Improved propagation and a pair of complementary antennas made the operation a great success. For the IOTA portion of the operation we broke through the 1000 QSO goal, ending with an contest score of just over 1.4million points – The best we have managed over the low end of the sunspot cycle. The log shows that we worked stations in 72 different DXCC entities. It was a lot of fun for everyone.
For the past three years, the NC Contesters Club, NR3X, has activated the Cape Lookout Island, IOTA #NA-067 at the end of July.
The activation for 2010 will occur over the weekend of July 23rd through 25th. The cast of characters is expected to once again be W0UCE, N3ND, N4YDU and W4KAZ. We hope to be QRV by 20:00z on July 23rd, and expect to attempt activity on 10m and 6m should those bands open. We will also expect be on the air during the RSGB IOTA contest.

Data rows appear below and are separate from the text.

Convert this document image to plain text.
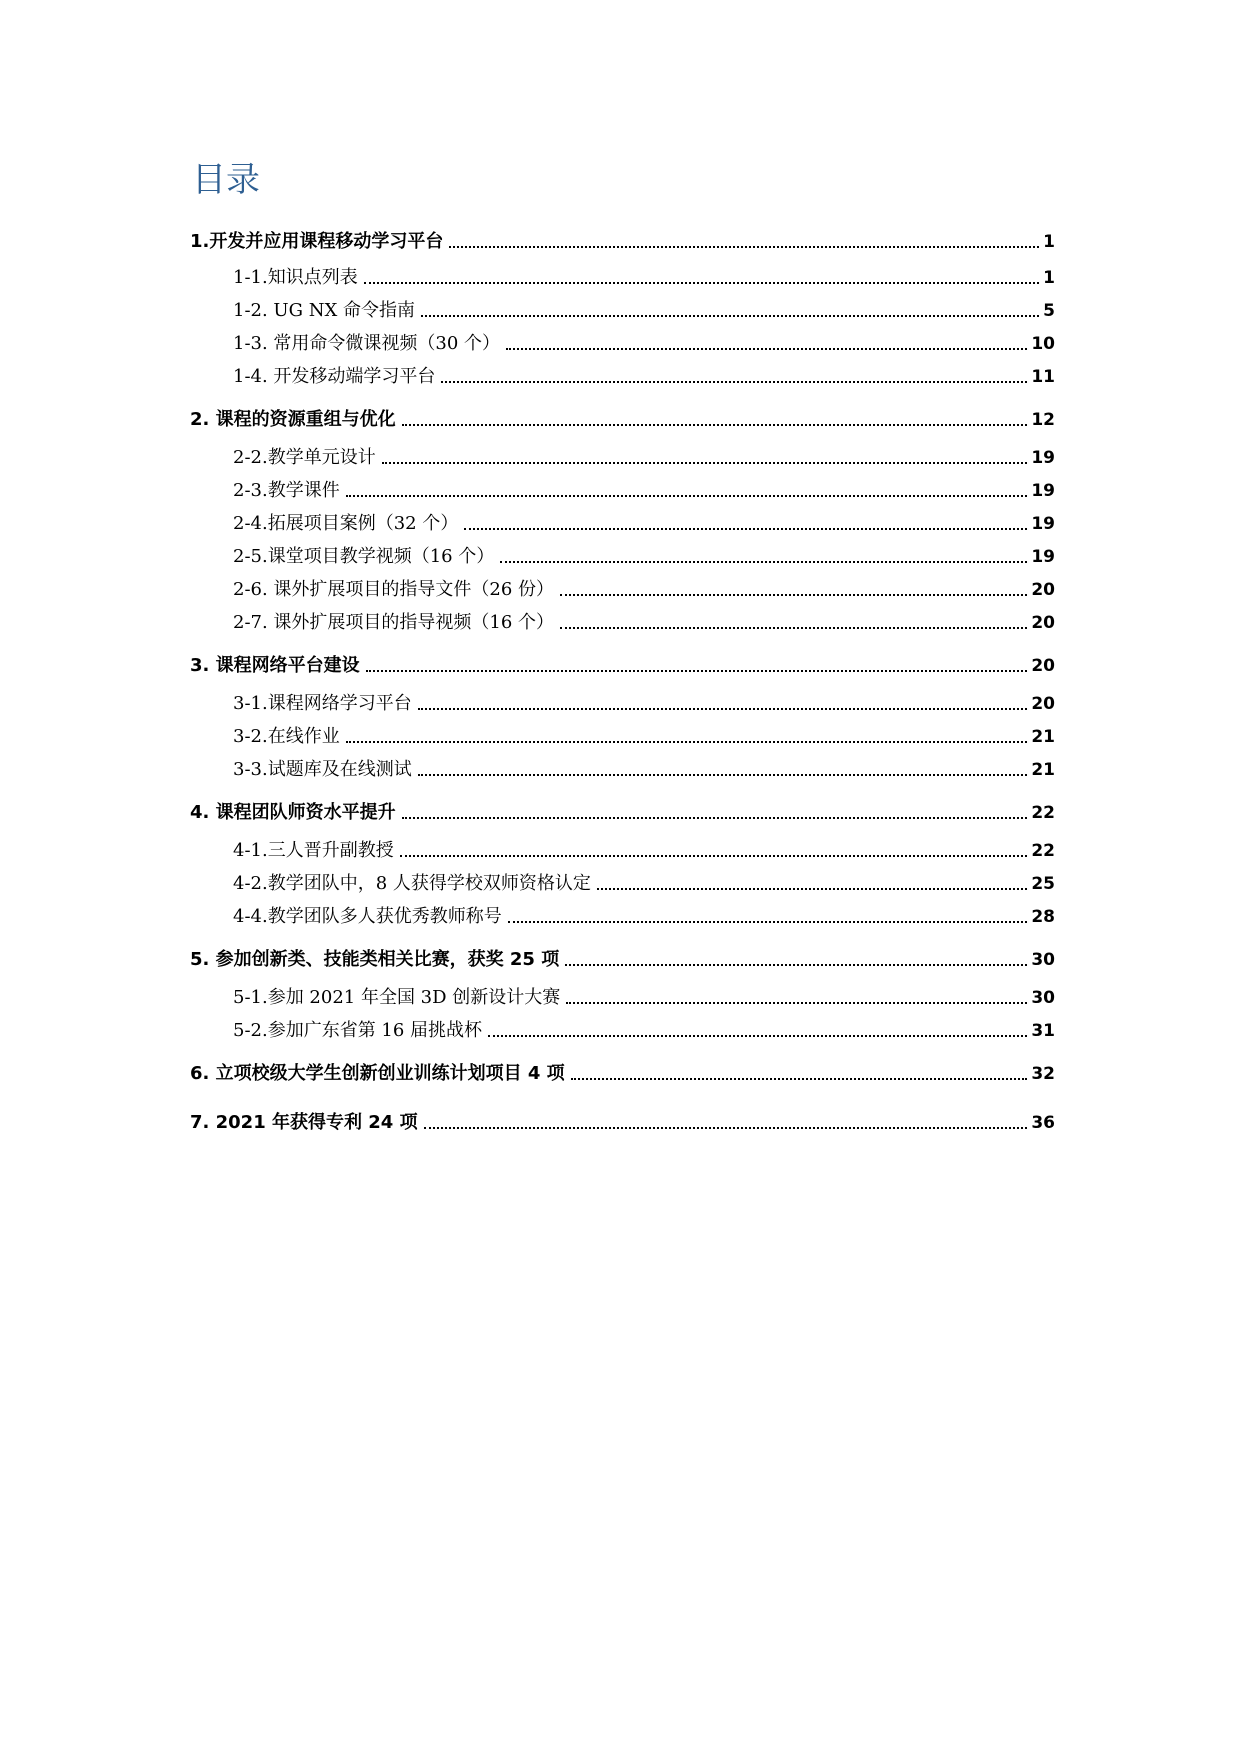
目录
1.开发并应用课程移动学习平台	1
1-1.知识点列表	1
1-2. UG NX 命令指南	5
1-3. 常用命令微课视频（30 个）	10
1-4. 开发移动端学习平台	11
2. 课程的资源重组与优化	12
2-2.教学单元设计	19
2-3.教学课件	19
2-4.拓展项目案例（32 个）	19
2-5.课堂项目教学视频（16 个）	19
2-6. 课外扩展项目的指导文件（26 份）	20
2-7. 课外扩展项目的指导视频（16 个）	20
3. 课程网络平台建设	20
3-1.课程网络学习平台	20
3-2.在线作业	21
3-3.试题库及在线测试	21
4. 课程团队师资水平提升	22
4-1.三人晋升副教授	22
4-2.教学团队中，8 人获得学校双师资格认定	25
4-4.教学团队多人获优秀教师称号	28
5. 参加创新类、技能类相关比赛，获奖 25 项	30
5-1.参加 2021 年全国 3D 创新设计大赛	30
5-2.参加广东省第 16 届挑战杯	31
6. 立项校级大学生创新创业训练计划项目 4 项	32
7. 2021 年获得专利 24 项	36
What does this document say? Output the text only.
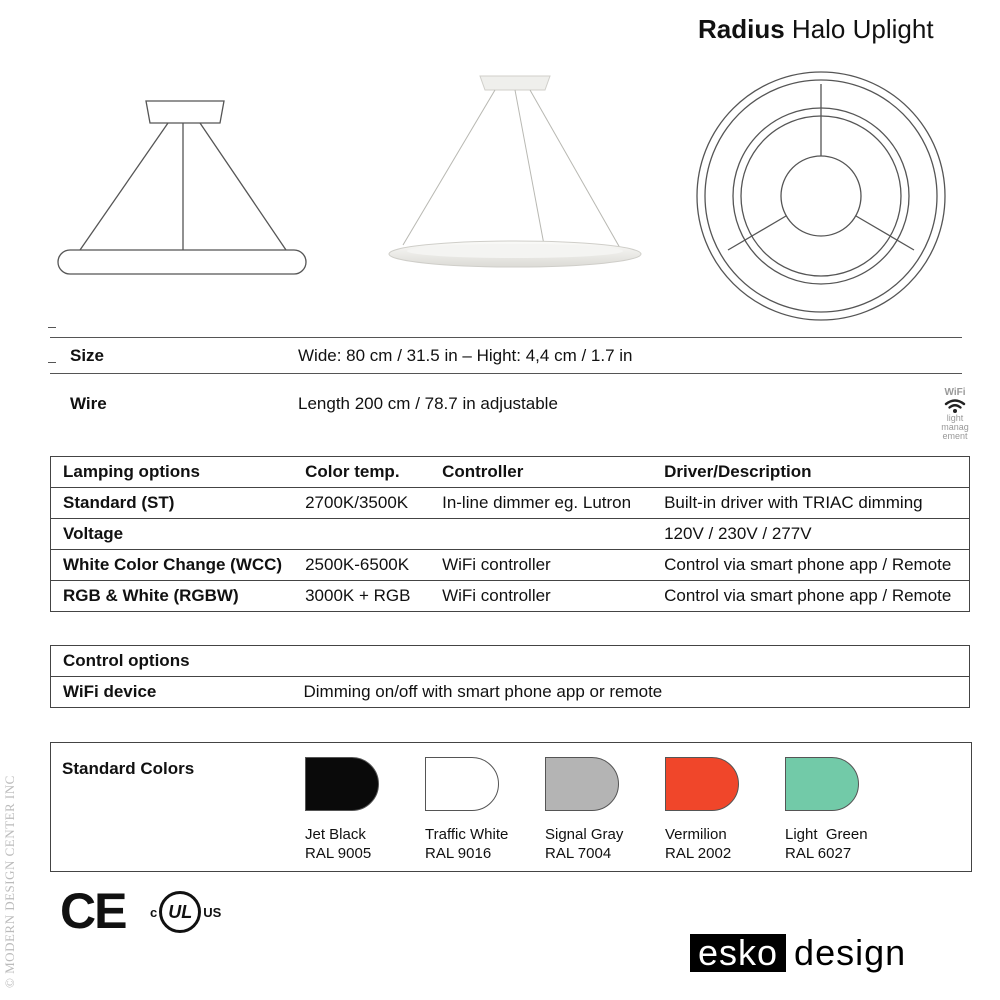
Radius Halo Uplight
Size	Wide: 80 cm / 31.5 in – Hight: 4,4 cm / 1.7 in
Wire	Length 200 cm / 78.7 in adjustable
WiFi
light
manag
ement
Lamping options	Color temp.	Controller	Driver/Description
Standard (ST)	2700K/3500K	In-line dimmer eg. Lutron	Built-in driver with TRIAC dimming
Voltage			120V / 230V / 277V
White Color Change (WCC)	2500K-6500K	WiFi controller	Control via smart phone app / Remote
RGB & White (RGBW)	3000K + RGB	WiFi controller	Control via smart phone app / Remote
Control options
WiFi device	Dimming on/off with smart phone app or remote
Standard Colors
Jet Black
RAL 9005
Traffic White
RAL 9016
Signal Gray
RAL 7004
Vermilion
RAL 2002
Light  Green
RAL 6027
CE c UL US
esko design
© MODERN DESIGN CENTER INC
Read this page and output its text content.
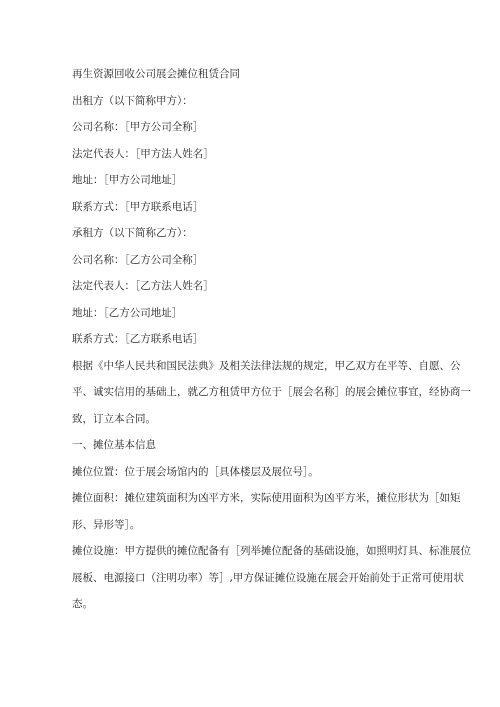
再生资源回收公司展会摊位租赁合同
出租方（以下简称甲方）：
公司名称：［甲方公司全称］
法定代表人：［甲方法人姓名］
地址：［甲方公司地址］
联系方式：［甲方联系电话］
承租方（以下简称乙方）：
公司名称：［乙方公司全称］
法定代表人：［乙方法人姓名］
地址：［乙方公司地址］
联系方式：［乙方联系电话］
根据《中华人民共和国民法典》及相关法律法规的规定，甲乙双方在平等、自愿、公
平、诚实信用的基础上，就乙方租赁甲方位于［展会名称］的展会摊位事宜，经协商一
致，订立本合同。
一、摊位基本信息
摊位位置：位于展会场馆内的［具体楼层及展位号］。
摊位面积：摊位建筑面积为凶平方米，实际使用面积为凶平方米，摊位形状为［如矩
形、异形等］。
摊位设施：甲方提供的摊位配备有［列举摊位配备的基础设施，如照明灯具、标准展位
展板、电源接口（注明功率）等］,甲方保证摊位设施在展会开始前处于正常可使用状
态。
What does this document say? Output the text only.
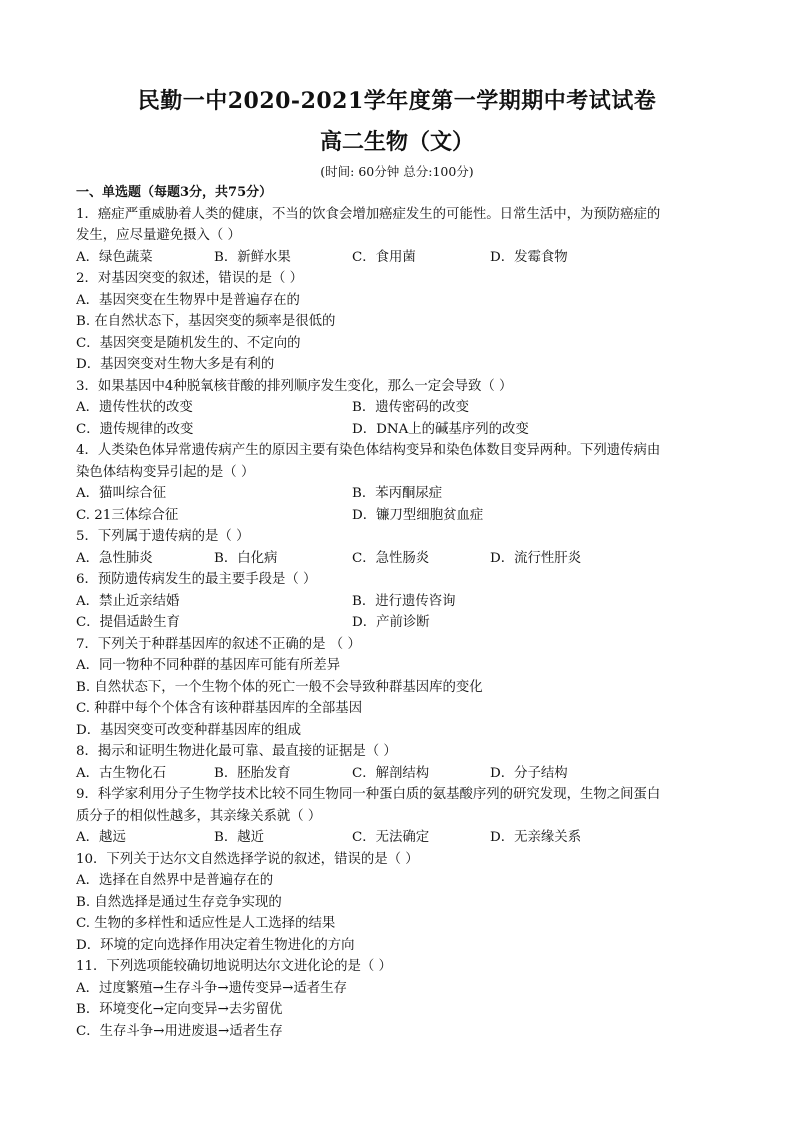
民勤一中2020-2021学年度第一学期期中考试试卷
高二生物（文）
(时间: 60分钟 总分:100分)
一、单选题（每题3分，共75分）
1．癌症严重威胁着人类的健康，不当的饮食会增加癌症发生的可能性。日常生活中，为预防癌症的
发生，应尽量避免摄入（ ）
A．绿色蔬菜	B．新鲜水果	C．食用菌	D．发霉食物
2．对基因突变的叙述，错误的是（ ）
A．基因突变在生物界中是普遍存在的
B. 在自然状态下，基因突变的频率是很低的
C．基因突变是随机发生的、不定向的
D．基因突变对生物大多是有利的
3．如果基因中4种脱氧核苷酸的排列顺序发生变化，那么一定会导致（ ）
A．遗传性状的改变	B．遗传密码的改变
C．遗传规律的改变	D．DNA上的碱基序列的改变
4．人类染色体异常遗传病产生的原因主要有染色体结构变异和染色体数目变异两种。下列遗传病由
染色体结构变异引起的是（ ）
A．猫叫综合征	B．苯丙酮尿症
C. 21三体综合征	D．镰刀型细胞贫血症
5．下列属于遗传病的是（ ）
A．急性肺炎	B．白化病	C．急性肠炎	D．流行性肝炎
6．预防遗传病发生的最主要手段是（ ）
A．禁止近亲结婚	B．进行遗传咨询
C．提倡适龄生育	D．产前诊断
7．下列关于种群基因库的叙述不正确的是 （ ）
A．同一物种不同种群的基因库可能有所差异
B. 自然状态下，一个生物个体的死亡一般不会导致种群基因库的变化
C. 种群中每个个体含有该种群基因库的全部基因
D．基因突变可改变种群基因库的组成
8．揭示和证明生物进化最可靠、最直接的证据是（ ）
A．古生物化石	B．胚胎发育	C．解剖结构	D．分子结构
9．科学家利用分子生物学技术比较不同生物同一种蛋白质的氨基酸序列的研究发现，生物之间蛋白
质分子的相似性越多，其亲缘关系就（ ）
A．越远	B．越近	C．无法确定	D．无亲缘关系
10．下列关于达尔文自然选择学说的叙述，错误的是（ ）
A．选择在自然界中是普遍存在的
B. 自然选择是通过生存竞争实现的
C. 生物的多样性和适应性是人工选择的结果
D．环境的定向选择作用决定着生物进化的方向
11．下列选项能较确切地说明达尔文进化论的是（ ）
A．过度繁殖→生存斗争→遗传变异→适者生存
B．环境变化→定向变异→去劣留优
C．生存斗争→用进废退→适者生存
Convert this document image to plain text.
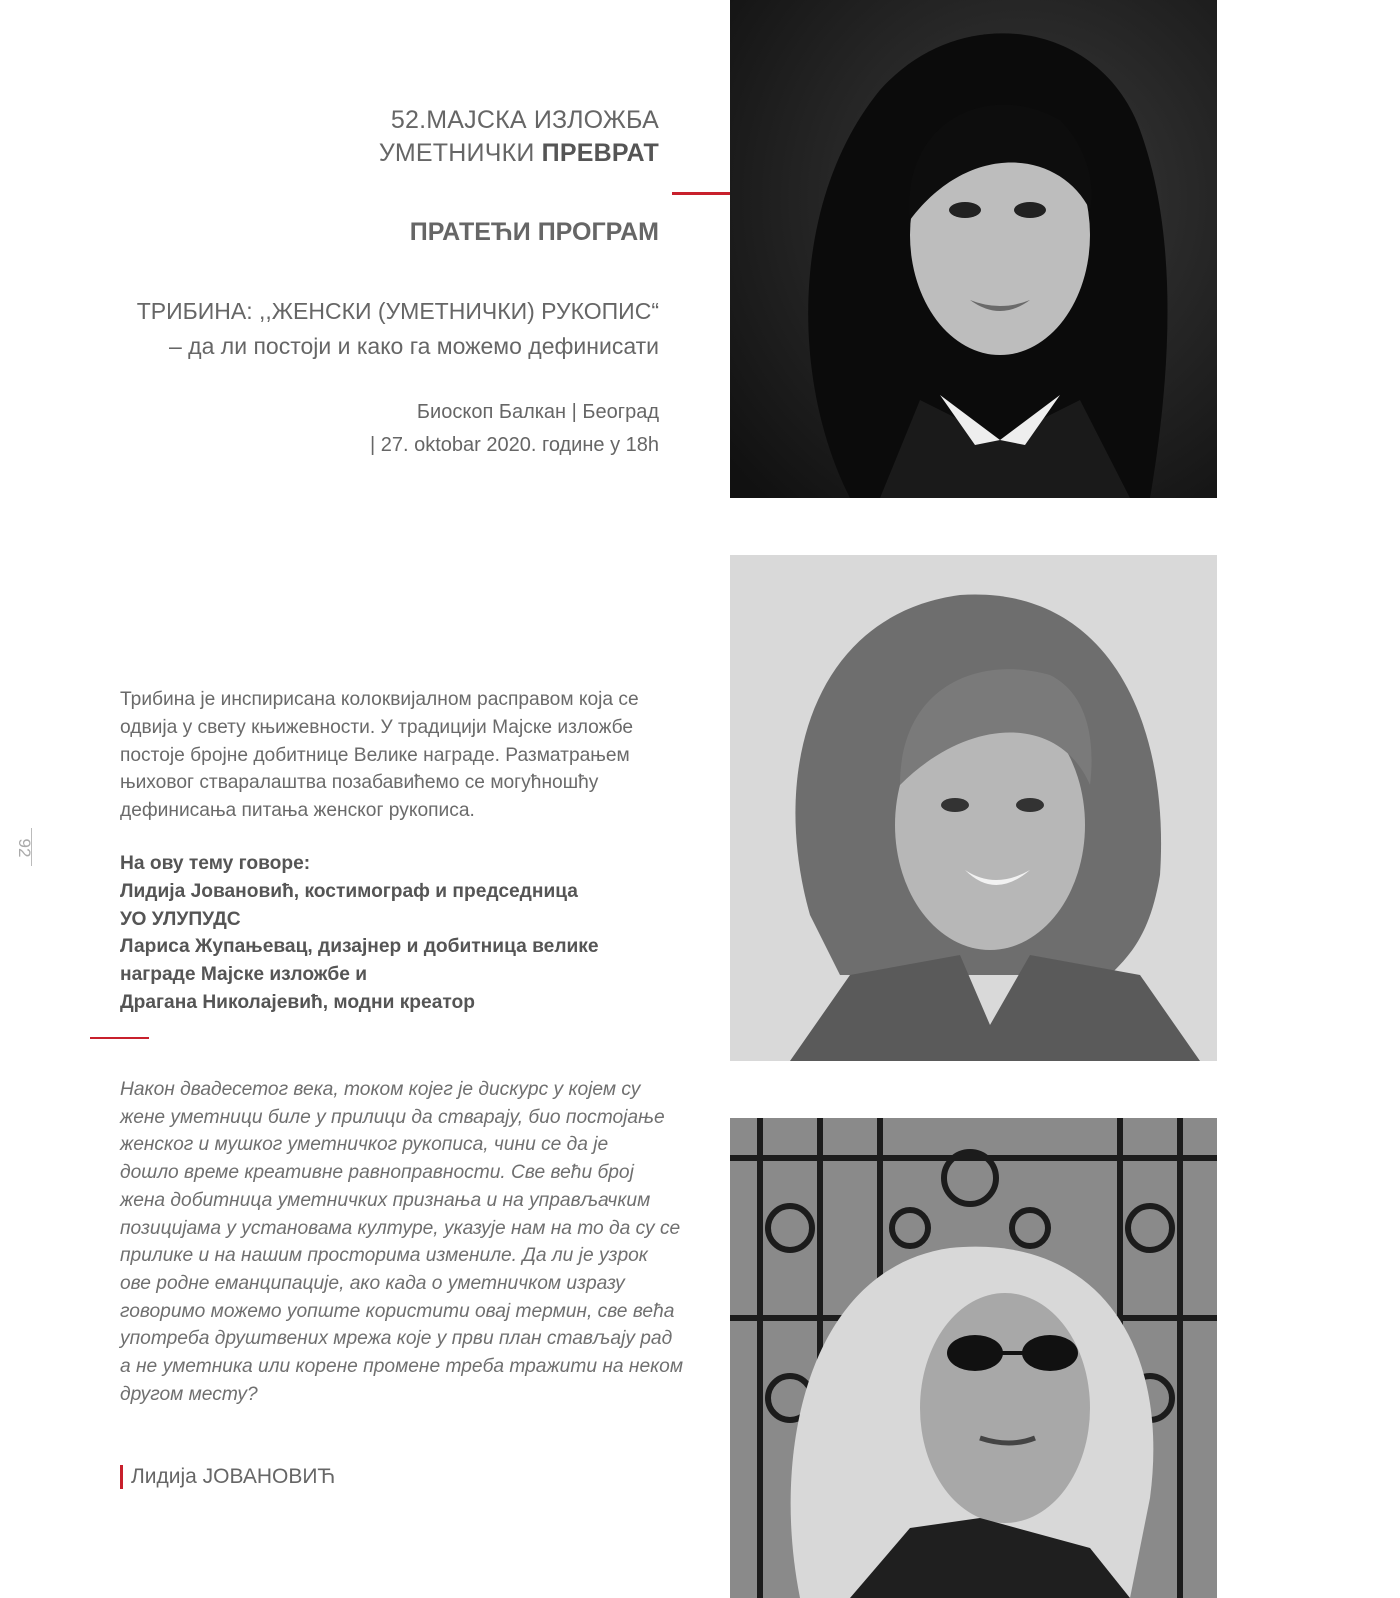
52.МАЈСКА ИЗЛОЖБА
УМЕТНИЧКИ ПРЕВРАТ
ПРАТЕЋИ ПРОГРАМ
ТРИБИНА: ,,ЖЕНСКИ (УМЕТНИЧКИ) РУКОПИС“
– да ли постоји и како га можемо дефинисати
Биоскоп Балкан | Београд
| 27. oktobar 2020. године у 18h
92
Трибина је инспирисана колоквијалном расправом која се одвија у свету књижевности. У традицији Мајске изложбе постоје бројне добитнице Велике награде. Разматрањем њиховог стваралаштва позабавићемо се могућношћу дефинисања питања женског рукописа.
На ову тему говоре:
Лидија Јовановић, костимограф и председница
УО УЛУПУДС
Лариса Жупањевац, дизајнер и добитница велике
награде Мајске изложбе и
Драгана Николајевић, модни креатор
Након двадесетог века, током којег је дискурс у којем су
жене уметници биле у прилици да стварају, био постојање
женског и мушког уметничког рукописа, чини се да је
дошло време креативне равноправности. Све већи број
жена добитница уметничких признања и на управљачким
позицијама у установама културе, указује нам на то да су се
прилике и на нашим просторима измениле. Да ли је узрок
ове родне еманципације, ако када о уметничком изразу
говоримо можемо уопште користити овај термин, све већа
употреба друштвених мрежа које у први план стављају рад
а не уметника или корене промене треба тражити на неком
другом месту?
Лидија ЈОВАНОВИЋ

January 22nd, 2010 | Category: Uncategorized | Comments are closed
The 2009 expedition was a high spirited affair, with lots of fun at everyone’s expense. For an expedition, we were well prepared with creature comforts to combat the hot and humid conditions. We were also the best fed expedition ever – catering and five-start dining provided by “Chef Archie” - a.k.a. W0UCE.
Cold beverages were passed around, equipment was set up, radios and computers were coaxed into cooperation(sometimes), and many QSO’s were worked in the high noise levels of a summertime expedition.
The WX was at one point threatening, but the bad parts mostly seemed to slip around our island inhabitation. There were a few light showers, but no heavy weather. During the first early afternoon fueling of the generator we were treated to a beautiful double rainbow out over the Atlantic Ocean.
The NR3X group will once again activate the South Core Banks at the end of July 2009. This year the group will be augmented by the addition of N3ND and W0UCE. We expect our station set up to be very similar to the last two outings, and we expect to have access to and attempt some limited operations on 6 meters once again.